Looking back, I wish I’d spent as much time on the human figures as I did on the monster, but still, for a sketch, I enjoyed drawing The Haunter of the Dark. Lovecraft’s final horror story was adapted into a full atmospheric reading by HP Podcraft, and re-listening to it, I was struck by how dreamy it is: an archetypal vision of dark crumbling streets and doomed antiquarians almost like an early Thomas Ligotti story (although I guess the influence is vice versa). There’s some evocative images there.

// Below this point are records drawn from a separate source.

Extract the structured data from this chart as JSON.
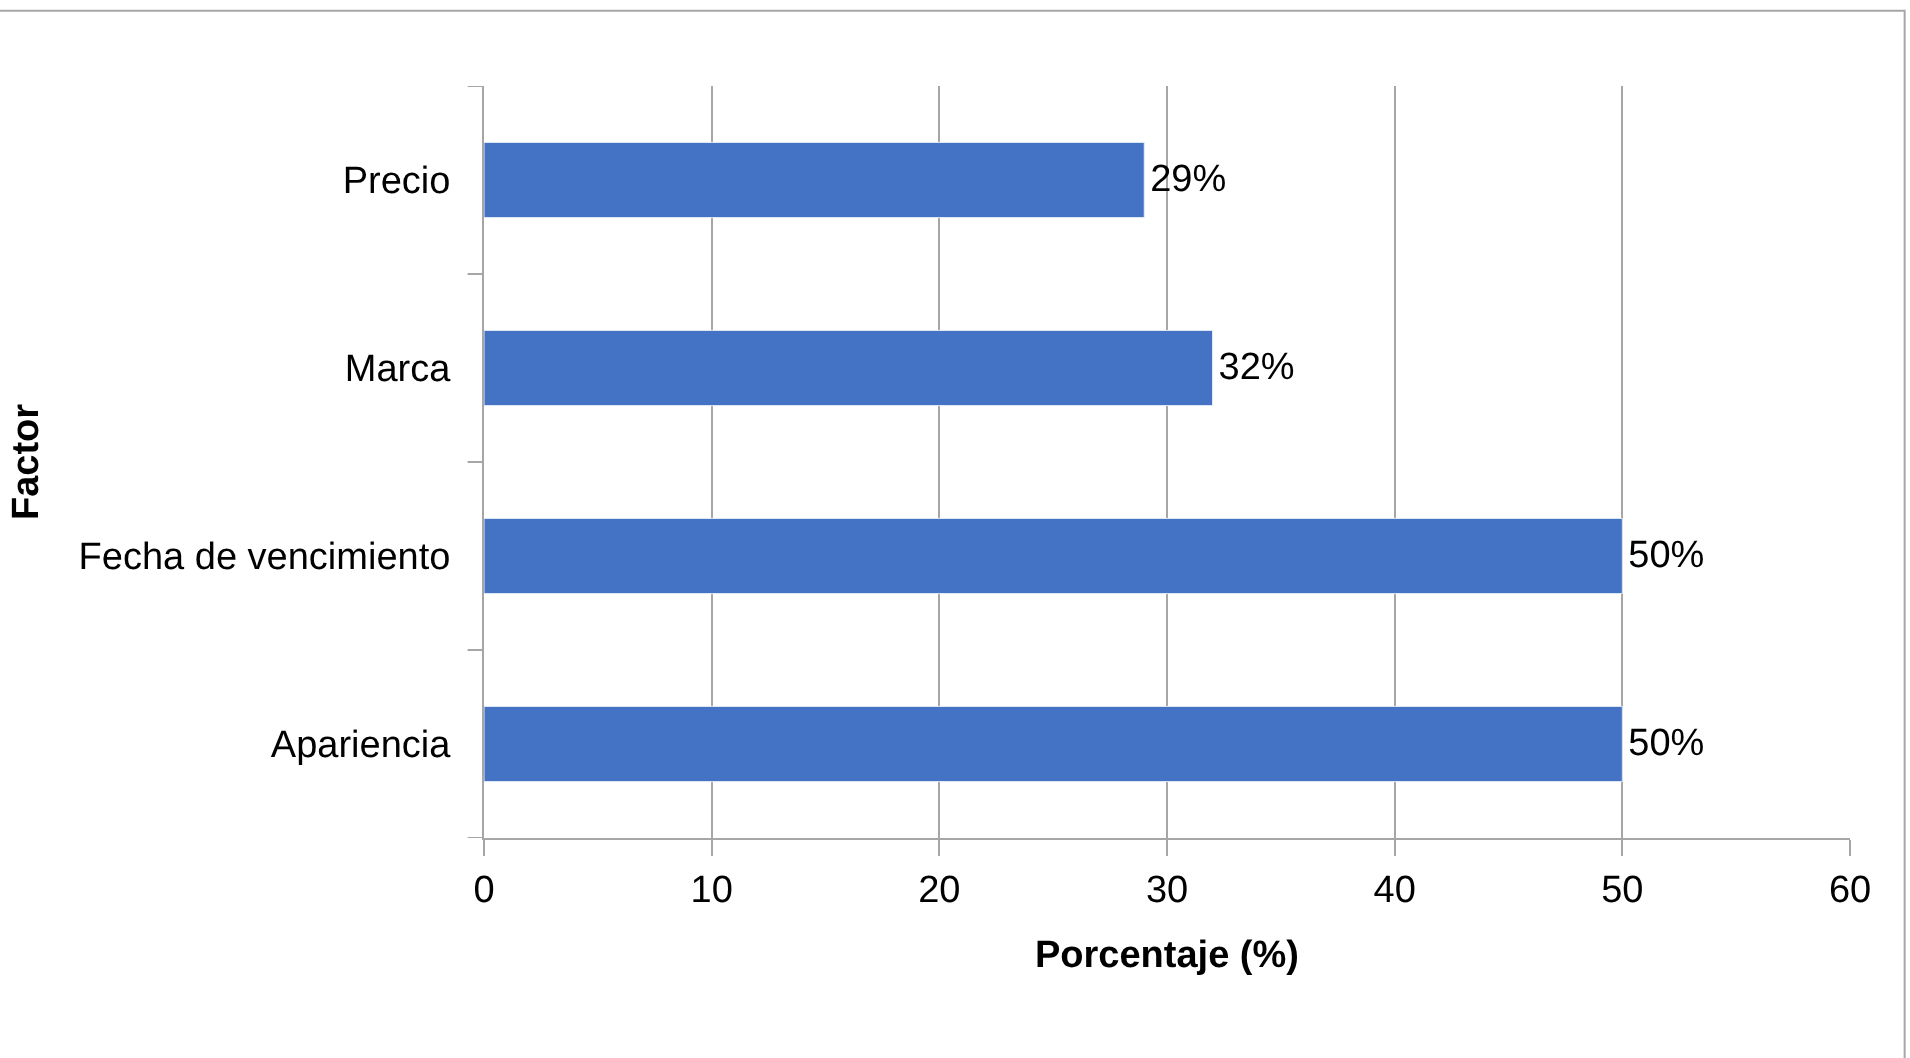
{
  "chart_data": {
    "type": "bar",
    "orientation": "horizontal",
    "categories": [
      "Precio",
      "Marca",
      "Fecha de vencimiento",
      "Apariencia"
    ],
    "values": [
      29,
      32,
      50,
      50
    ],
    "value_labels": [
      "29%",
      "32%",
      "50%",
      "50%"
    ],
    "color": "#4472c4",
    "xlabel": "Porcentaje (%)",
    "ylabel": "Factor",
    "xlim": [
      0,
      60
    ],
    "xticks": [
      0,
      10,
      20,
      30,
      40,
      50,
      60
    ],
    "grid": "x",
    "legend": false
  }
}
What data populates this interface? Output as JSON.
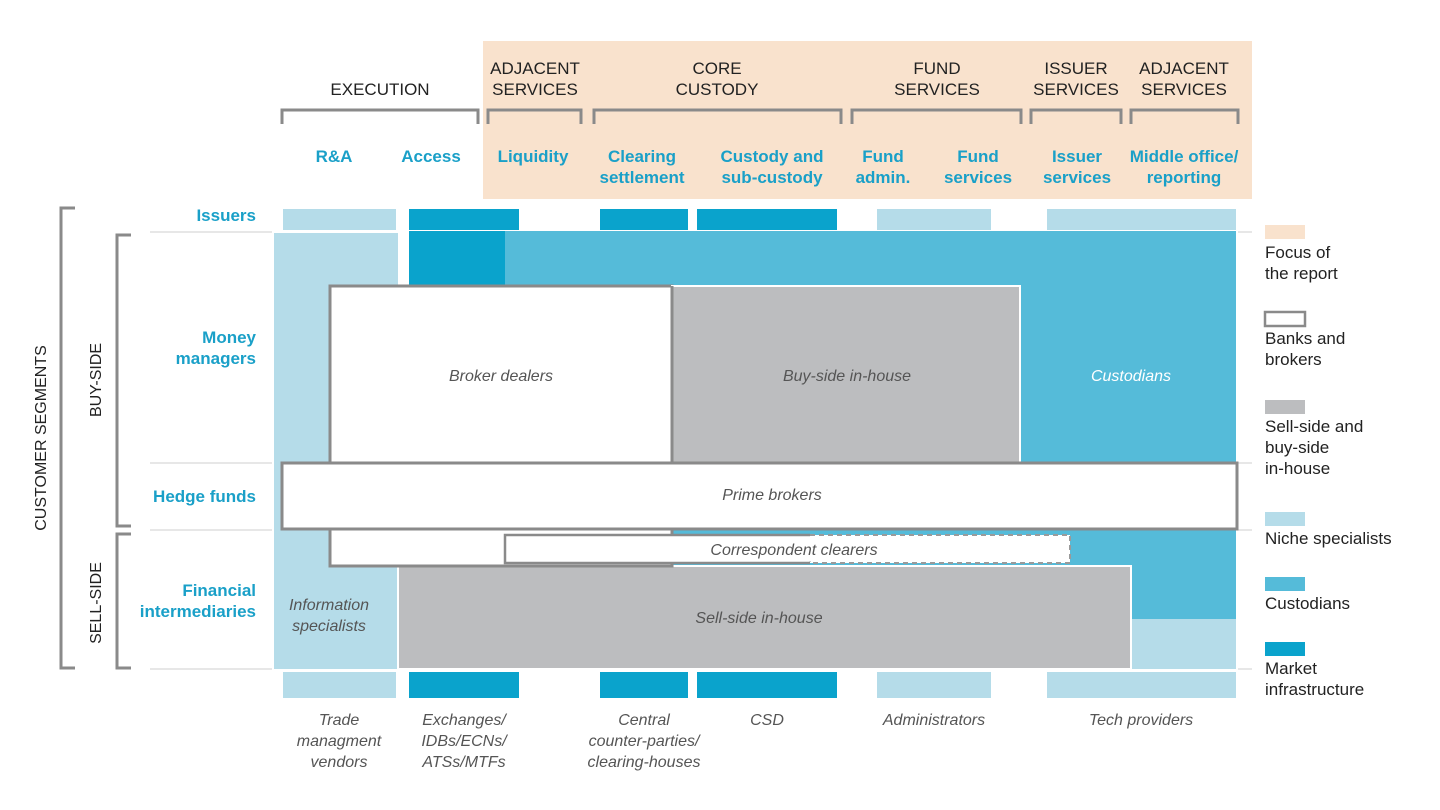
{
  "colors": {
    "focus": "#f9e2cd",
    "niche": "#b5dce9",
    "custodians": "#55bbd9",
    "market_infrastructure": "#0aa3cc",
    "in_house": "#bcbdbf",
    "accent_text": "#1aa0c8",
    "bracket": "#8a8a8a"
  },
  "header_groups": {
    "execution": [
      "EXECUTION"
    ],
    "adjacent_services_1": [
      "ADJACENT",
      "SERVICES"
    ],
    "core_custody": [
      "CORE",
      "CUSTODY"
    ],
    "fund_services": [
      "FUND",
      "SERVICES"
    ],
    "issuer_services": [
      "ISSUER",
      "SERVICES"
    ],
    "adjacent_services_2": [
      "ADJACENT",
      "SERVICES"
    ]
  },
  "columns": {
    "ra": [
      "R&A"
    ],
    "access": [
      "Access"
    ],
    "liquidity": [
      "Liquidity"
    ],
    "clearing": [
      "Clearing",
      "settlement"
    ],
    "custody": [
      "Custody and",
      "sub-custody"
    ],
    "fund_admin": [
      "Fund",
      "admin."
    ],
    "fund_services": [
      "Fund",
      "services"
    ],
    "issuer_services": [
      "Issuer",
      "services"
    ],
    "middle_office": [
      "Middle office/",
      "reporting"
    ]
  },
  "segments": {
    "issuers": [
      "Issuers"
    ],
    "money_managers": [
      "Money",
      "managers"
    ],
    "hedge_funds": [
      "Hedge funds"
    ],
    "financial_intermediaries": [
      "Financial",
      "intermediaries"
    ],
    "customer_segments": "CUSTOMER SEGMENTS",
    "buy_side": "BUY-SIDE",
    "sell_side": "SELL-SIDE"
  },
  "boxes": {
    "broker_dealers": "Broker dealers",
    "buy_side_in_house": "Buy-side in-house",
    "custodians": "Custodians",
    "prime_brokers": "Prime brokers",
    "correspondent_clearers": "Correspondent clearers",
    "information_specialists": [
      "Information",
      "specialists"
    ],
    "sell_side_in_house": "Sell-side in-house"
  },
  "bottom_labels": {
    "trade_management": [
      "Trade",
      "managment",
      "vendors"
    ],
    "exchanges": [
      "Exchanges/",
      "IDBs/ECNs/",
      "ATSs/MTFs"
    ],
    "ccp": [
      "Central",
      "counter-parties/",
      "clearing-houses"
    ],
    "csd": [
      "CSD"
    ],
    "administrators": [
      "Administrators"
    ],
    "tech_providers": [
      "Tech providers"
    ]
  },
  "legend": {
    "focus": [
      "Focus of",
      "the report"
    ],
    "banks": [
      "Banks and",
      "brokers"
    ],
    "in_house": [
      "Sell-side and",
      "buy-side",
      "in-house"
    ],
    "niche": [
      "Niche specialists"
    ],
    "custodians": [
      "Custodians"
    ],
    "market": [
      "Market",
      "infrastructure"
    ]
  }
}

And of course, the star of the piece is Nyarlathotep, the Haunter itself. I’d always pictured its monstrous form as having bat wings, but rereading the story, I realized the only definite adjectives attached to its form are that it’s really huge, it’s got wings (not specifically *bat* wings), and the “three-lobed burning eye”. For this drawing I went with a moth-like shape, or rather a mishmash of moths and various other arthropods, with hopefully not too much of the inevitable H.R. Giger influence. It moves across the night sky almost like a smoke, like a cloud, so perhaps it has no stable physical form. Perhaps it’s not a body at all but a radiance (an anti-light radiance), a thing that fills all open spaces instantly and smothers everything the moment it is unleashed, like Cyaegha in Eddy C. Bertin’s “Darkness, My Name Is.” For the three-lobed eye, I gave Nyarlathotep the ankh-eye I used in “The Dream-Quest of Unknown Kadath,” although I’m sure that really, the Faceless God wouldn’t be pinned down by any consistent physical attribute between all its forms.